The development and operation of a separate Scottish mechanism would remain a possibility if support tailored to specific approaches on generation, transmission and distribution network access in Scotland could not be delivered through the joint regulation of the single market.

Transmission Charging

Under the current GB transmission charging arrangements, the impact of Transmission Network Use of System (TNUoS) charges on the competitiveness of both renewable and conventional (thermal) power stations in Scotland has been raised as a barrier to new developments. These issues were the subject of the investigation launched in September 2010 by Ofgem under Project Transmit [43] , an open review of electricity charging and associated connection arrangements including the launch of a Significant Code Review ( SCR) in July 2011. Ofgem published its final policy decision on the Significant Code Review in May 2014 [44] , and recently announced that the outcome of Project TransmiT will be subject to further delay [45] .

Transmission charges form a key part of the investment decisions and long-term plans to be taken by developers. The lack of clarity arising from the current review of those charges clearly acts as a barrier to those investment decisions. While the changes proposed by TransmiT would mean a slight reduction in the charges faced by Scottish generators, they would still be higher than elsewhere in the UK. This leads to questions about the extent to which an independent Scotland might wish to pursue further changes to this mechanism, and the issues that this would raise.

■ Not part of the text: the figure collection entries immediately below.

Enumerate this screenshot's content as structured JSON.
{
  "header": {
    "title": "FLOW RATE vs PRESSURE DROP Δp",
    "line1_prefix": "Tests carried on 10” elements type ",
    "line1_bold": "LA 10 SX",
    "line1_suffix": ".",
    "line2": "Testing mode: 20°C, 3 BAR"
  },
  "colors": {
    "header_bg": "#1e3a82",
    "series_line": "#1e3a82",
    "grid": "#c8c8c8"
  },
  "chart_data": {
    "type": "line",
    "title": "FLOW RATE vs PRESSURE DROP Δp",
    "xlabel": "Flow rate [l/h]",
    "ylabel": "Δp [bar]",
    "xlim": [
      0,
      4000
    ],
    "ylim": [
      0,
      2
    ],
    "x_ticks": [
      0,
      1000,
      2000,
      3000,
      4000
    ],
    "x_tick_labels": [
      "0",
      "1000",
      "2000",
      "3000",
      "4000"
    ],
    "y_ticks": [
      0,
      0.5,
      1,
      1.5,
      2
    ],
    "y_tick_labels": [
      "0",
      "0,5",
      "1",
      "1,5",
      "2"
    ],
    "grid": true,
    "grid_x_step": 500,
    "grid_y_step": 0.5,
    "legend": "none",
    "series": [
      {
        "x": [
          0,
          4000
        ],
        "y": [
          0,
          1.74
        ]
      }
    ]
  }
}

Working in a constructive partnership with rGB counterparts, it should be possible, within agreed limits which retain a single wholesale market with joint regulatory oversight, to explore different approaches to grid charging, access and investment.

Historically, the need for solutions that address specific Scottish circumstances has been recognised. One example is through a recent consultation on competitive allocation of CfDs for wind projects on the Scottish islands [46] .

In the event that an independent Scotland wished to pursue changes beyond this, it should evaluate the impacts that could result from 'Scotland only' approaches in these areas in order to appraise the level of economic, social or environmental benefit that would be delivered. Any such proposals would require regulatory approval from the Scottish NRA and close cooperation with the rGB TSO and regulator.

Hydro Benefits Replacement Scheme and Common Tariff Obligation [47]

The Hydro Benefit Replacement Scheme, Common Tariff Obligation and arrangements for the Statutory Independent Undertakings in gas, are covered in detail earlier in this report. Clarity will be needed on the future of such schemes (that are designed to protect consumers from high energy infrastructure costs in parts of Scotland) and where these costs are allocated.